Short-Side Pair – Hibbett Sports (HIBB)

We think sporting goods has a greater chance to comp the comp than expected, but given the likely industry slowdown, we think it makes sense to have ASO paired short side on this trade with a name with earnings risk vs upside. We think that is HIBB.  Hibbett Sports has similar regional exposure to ASO, but the category exposure and earnings upside is very different.  Over the last few years HIBB has turned itself into a kind of Bible belt strip center Foot Locker.  In 2020 HIBB got a big help from stimulus and athletic footwear/apparel demand, with much less comp upside coming from the outdoor and home fitness trend.  Footwear was 62% of sales last year, which has gone up in 2020, and Nike last year was 70% of sales, and it’s likely that went higher as well (we’d argue it’s at 80% now – which is reckless). With comps up 79% in 2Q, footwear was up mid 90s, apparel up mid 80s.  In 3Q comps were up 21% apparel was up mid 30s, footwear up low 20s.  If the business is just footwear and apparel, when stimulus wanes and supply/demand normalizes, there is big markdown risk for HIBB, not the mention the very tough comparisons.

The company gave preliminary 4Q results 4Q EPS of $1.30-$1.40, driven by comps of 21.9%.  At the same time it had the audacity to guide the full year mid pandemic at $5.00-$5.50 or about 30-40% above street estimates less than 2 weeks into the new fiscal year.  This was a dangerous move by management (we think HIBB is a C- mgmt team) given the huge uncertainty around its demand and the huge growth comparisons it faces.  We think it will come back to haunt HIBB since as we go through the mode we’re coming to a reasonable EPS number as being around $3.50-$4.00. Given its newfound similarity to Foot Locker (though off mall), we can probably argue a multiple in that same range, lets say 10x-12x.  Our top end $4 in EPS would mean a stock of $40-$48 or 20%-35% downside.
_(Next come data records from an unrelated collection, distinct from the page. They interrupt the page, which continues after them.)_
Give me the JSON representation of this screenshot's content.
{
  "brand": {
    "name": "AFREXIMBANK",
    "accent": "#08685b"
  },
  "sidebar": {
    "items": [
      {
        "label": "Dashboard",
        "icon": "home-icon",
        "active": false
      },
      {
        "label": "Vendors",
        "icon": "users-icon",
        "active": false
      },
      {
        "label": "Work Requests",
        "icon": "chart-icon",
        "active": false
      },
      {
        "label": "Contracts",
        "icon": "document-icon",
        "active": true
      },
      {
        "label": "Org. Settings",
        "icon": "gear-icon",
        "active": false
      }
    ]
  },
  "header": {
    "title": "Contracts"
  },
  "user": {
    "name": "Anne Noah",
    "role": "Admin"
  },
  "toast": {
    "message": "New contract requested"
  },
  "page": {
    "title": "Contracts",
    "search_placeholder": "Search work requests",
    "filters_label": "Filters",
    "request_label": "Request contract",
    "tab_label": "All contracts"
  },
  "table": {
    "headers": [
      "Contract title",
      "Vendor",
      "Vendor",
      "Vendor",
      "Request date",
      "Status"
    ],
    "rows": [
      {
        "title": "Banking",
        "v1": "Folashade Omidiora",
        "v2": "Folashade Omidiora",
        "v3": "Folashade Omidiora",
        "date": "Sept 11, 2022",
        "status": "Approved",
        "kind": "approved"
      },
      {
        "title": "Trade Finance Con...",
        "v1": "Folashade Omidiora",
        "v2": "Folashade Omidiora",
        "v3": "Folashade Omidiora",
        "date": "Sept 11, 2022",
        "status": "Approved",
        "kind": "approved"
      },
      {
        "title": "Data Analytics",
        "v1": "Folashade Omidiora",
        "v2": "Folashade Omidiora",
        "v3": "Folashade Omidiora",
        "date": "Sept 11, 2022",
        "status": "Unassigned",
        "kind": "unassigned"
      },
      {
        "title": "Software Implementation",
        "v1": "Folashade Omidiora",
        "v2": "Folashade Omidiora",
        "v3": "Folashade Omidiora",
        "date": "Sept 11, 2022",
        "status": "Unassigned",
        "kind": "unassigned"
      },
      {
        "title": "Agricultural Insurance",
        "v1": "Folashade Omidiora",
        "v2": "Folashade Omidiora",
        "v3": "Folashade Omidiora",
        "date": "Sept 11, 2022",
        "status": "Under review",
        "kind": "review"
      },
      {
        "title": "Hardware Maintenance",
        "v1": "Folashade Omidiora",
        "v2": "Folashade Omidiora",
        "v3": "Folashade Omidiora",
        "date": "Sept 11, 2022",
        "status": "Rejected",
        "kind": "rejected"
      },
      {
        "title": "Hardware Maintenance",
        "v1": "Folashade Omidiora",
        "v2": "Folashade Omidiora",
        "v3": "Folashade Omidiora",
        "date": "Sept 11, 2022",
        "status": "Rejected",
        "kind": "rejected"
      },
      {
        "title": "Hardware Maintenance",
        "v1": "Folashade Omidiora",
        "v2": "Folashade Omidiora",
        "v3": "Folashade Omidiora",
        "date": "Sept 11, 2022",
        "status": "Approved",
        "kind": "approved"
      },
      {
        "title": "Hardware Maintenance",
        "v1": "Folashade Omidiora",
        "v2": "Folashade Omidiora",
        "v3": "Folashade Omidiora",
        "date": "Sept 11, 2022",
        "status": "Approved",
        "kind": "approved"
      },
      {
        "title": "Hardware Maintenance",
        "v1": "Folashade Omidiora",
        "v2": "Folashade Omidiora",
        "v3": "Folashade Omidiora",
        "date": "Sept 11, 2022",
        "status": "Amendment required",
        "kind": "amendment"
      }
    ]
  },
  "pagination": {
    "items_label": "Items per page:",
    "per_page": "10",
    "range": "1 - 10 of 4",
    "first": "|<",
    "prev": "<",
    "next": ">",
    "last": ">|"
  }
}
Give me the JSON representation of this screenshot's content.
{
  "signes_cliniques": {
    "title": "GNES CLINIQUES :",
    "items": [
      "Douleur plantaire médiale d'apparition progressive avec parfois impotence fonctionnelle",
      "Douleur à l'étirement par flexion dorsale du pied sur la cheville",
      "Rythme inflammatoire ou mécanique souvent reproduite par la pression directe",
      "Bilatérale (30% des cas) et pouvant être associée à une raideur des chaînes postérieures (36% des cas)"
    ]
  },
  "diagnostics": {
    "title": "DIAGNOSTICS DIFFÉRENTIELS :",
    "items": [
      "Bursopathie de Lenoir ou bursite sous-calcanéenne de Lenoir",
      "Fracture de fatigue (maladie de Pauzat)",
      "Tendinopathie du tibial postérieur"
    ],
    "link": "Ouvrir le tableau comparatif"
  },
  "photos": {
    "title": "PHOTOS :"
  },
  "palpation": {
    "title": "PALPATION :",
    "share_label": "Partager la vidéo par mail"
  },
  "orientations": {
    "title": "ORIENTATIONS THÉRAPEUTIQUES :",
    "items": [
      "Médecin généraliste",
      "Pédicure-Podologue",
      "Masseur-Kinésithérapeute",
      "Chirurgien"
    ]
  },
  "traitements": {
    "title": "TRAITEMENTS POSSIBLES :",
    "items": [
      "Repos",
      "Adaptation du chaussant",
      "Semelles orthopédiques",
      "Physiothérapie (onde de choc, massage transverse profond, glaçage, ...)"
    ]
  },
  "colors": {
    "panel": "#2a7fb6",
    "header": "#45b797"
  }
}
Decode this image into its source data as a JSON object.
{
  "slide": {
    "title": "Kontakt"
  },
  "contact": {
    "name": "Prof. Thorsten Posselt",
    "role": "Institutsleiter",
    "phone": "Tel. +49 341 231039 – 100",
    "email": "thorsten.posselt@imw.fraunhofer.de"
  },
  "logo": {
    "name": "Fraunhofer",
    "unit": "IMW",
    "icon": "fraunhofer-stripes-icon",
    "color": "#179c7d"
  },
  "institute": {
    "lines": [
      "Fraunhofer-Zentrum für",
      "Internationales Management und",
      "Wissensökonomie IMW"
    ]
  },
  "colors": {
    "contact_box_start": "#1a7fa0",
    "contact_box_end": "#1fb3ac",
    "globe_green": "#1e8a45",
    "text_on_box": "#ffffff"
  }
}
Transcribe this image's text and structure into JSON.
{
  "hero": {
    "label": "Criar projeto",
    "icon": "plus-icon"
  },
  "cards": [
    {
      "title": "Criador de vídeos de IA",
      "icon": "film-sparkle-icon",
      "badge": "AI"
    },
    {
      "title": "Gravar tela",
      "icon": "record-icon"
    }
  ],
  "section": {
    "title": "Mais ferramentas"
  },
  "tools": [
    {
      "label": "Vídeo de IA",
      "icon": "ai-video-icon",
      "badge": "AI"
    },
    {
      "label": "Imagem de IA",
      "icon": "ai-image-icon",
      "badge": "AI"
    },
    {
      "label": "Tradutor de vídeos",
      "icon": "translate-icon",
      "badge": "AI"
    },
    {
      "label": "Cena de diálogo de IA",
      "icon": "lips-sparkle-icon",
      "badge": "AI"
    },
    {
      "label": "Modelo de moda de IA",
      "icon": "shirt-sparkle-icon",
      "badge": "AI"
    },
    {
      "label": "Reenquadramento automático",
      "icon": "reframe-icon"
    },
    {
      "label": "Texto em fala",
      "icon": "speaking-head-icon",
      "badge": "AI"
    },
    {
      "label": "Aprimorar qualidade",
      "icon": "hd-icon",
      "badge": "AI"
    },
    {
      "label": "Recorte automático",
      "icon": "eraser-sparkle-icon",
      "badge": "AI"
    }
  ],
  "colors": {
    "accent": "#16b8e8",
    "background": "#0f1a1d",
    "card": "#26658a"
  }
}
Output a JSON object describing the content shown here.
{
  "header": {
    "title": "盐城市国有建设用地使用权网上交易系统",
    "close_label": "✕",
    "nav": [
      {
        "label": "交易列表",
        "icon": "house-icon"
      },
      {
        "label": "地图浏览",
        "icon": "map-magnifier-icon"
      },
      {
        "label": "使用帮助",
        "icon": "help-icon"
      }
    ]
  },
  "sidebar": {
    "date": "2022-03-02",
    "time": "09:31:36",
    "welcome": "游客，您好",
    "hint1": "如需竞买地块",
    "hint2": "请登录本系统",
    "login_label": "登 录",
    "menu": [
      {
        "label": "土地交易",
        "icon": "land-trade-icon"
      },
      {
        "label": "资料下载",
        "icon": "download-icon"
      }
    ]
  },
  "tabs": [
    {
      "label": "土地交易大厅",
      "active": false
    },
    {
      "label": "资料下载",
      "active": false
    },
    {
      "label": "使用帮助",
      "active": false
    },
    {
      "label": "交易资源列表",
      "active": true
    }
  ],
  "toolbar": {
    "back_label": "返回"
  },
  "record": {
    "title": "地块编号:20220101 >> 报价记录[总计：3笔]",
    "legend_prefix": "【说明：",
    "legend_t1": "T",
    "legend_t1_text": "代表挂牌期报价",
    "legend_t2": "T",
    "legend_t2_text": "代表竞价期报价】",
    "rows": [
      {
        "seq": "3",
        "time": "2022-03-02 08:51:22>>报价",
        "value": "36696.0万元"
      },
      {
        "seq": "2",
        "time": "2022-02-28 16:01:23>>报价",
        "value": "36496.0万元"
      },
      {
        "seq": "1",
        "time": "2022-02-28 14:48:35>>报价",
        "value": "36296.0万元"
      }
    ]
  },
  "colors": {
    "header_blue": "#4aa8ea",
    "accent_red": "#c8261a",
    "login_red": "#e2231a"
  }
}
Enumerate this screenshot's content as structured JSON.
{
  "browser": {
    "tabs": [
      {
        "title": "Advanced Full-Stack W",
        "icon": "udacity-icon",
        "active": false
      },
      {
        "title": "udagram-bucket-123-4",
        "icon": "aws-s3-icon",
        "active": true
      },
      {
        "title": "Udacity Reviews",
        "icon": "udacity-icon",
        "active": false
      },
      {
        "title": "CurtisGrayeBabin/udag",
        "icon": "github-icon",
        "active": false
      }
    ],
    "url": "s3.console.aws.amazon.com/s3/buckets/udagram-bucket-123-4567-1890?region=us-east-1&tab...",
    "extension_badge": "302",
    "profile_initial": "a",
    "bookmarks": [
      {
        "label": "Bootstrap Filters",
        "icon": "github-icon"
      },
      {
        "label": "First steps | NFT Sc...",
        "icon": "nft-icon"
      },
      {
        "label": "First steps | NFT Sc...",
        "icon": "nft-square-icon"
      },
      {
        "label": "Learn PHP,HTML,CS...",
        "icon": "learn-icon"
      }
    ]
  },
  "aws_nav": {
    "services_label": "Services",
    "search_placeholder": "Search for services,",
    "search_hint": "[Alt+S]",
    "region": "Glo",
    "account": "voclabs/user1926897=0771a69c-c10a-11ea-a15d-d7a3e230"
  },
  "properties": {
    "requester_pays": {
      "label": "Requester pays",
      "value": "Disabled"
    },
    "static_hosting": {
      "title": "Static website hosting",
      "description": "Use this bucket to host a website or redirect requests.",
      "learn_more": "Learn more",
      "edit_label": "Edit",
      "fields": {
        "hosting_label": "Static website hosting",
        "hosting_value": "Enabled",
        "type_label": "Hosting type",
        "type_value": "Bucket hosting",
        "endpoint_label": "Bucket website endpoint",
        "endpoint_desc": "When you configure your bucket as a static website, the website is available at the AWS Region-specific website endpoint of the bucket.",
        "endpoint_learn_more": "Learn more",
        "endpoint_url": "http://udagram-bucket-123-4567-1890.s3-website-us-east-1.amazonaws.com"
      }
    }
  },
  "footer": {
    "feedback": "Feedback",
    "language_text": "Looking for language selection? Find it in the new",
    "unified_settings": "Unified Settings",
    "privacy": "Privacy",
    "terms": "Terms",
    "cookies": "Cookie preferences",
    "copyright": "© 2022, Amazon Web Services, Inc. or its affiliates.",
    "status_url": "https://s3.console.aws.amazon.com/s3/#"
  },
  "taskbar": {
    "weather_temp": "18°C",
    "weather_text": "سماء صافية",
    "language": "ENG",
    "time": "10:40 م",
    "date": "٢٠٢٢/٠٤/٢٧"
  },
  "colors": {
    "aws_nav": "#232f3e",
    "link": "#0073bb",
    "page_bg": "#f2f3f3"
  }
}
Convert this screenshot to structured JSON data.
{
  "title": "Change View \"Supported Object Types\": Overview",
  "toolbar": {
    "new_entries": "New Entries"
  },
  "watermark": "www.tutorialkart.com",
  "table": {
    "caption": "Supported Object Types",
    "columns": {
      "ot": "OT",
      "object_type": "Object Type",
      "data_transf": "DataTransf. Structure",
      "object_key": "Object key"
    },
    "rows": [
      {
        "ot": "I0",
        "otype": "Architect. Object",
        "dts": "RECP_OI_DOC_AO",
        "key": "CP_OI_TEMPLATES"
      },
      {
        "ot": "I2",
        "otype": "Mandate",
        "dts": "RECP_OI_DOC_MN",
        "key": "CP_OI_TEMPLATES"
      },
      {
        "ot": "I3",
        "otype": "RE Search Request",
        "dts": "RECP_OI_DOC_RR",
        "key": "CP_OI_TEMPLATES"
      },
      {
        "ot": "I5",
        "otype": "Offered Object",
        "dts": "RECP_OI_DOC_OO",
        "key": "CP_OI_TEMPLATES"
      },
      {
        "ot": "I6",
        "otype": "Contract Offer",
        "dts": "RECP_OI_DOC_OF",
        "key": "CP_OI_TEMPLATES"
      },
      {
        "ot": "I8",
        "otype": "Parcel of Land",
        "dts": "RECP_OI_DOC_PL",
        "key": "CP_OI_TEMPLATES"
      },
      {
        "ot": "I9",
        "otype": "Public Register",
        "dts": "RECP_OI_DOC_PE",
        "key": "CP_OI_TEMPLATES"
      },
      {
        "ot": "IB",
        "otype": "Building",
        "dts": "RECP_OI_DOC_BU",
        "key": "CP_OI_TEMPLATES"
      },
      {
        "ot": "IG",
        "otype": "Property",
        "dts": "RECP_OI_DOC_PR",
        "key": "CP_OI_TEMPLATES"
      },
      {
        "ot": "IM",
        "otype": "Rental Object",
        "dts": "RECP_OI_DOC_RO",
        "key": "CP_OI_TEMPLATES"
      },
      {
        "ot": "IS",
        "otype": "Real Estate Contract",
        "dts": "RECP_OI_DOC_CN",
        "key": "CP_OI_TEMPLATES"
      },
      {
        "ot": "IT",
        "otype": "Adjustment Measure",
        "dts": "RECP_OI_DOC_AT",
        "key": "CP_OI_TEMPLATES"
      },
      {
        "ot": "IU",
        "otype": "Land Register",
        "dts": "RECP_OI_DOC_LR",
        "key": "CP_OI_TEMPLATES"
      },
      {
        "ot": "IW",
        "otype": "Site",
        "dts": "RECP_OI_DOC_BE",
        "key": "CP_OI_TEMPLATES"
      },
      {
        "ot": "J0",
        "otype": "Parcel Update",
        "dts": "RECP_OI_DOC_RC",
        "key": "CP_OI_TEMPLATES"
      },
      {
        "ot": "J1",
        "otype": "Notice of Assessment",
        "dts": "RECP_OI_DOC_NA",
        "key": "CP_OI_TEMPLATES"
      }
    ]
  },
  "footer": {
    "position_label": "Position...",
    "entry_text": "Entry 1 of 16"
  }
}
If you’re thinking, why not DKS as a pair short? Well DKS has yet to report or signal 4Q results, and we suspect it will come out ahead of expectations, whereas we just noted HIBB has already presented lofty fiscal ’22 expectations.  Also, DKS has a very easy 1Q comparison having had doors closed for much of the spring; street numbers look too low in that quarter to us especially in the context of more stimulus.  Also, the golf market is expecting a huge spring selling season with big YY rounds increases that we think will be a 1H tailwind for DKS.  So though we see Tail expectations for DKS as peaked, we think there is near term upside for DKS and HIBB is a much better short play today.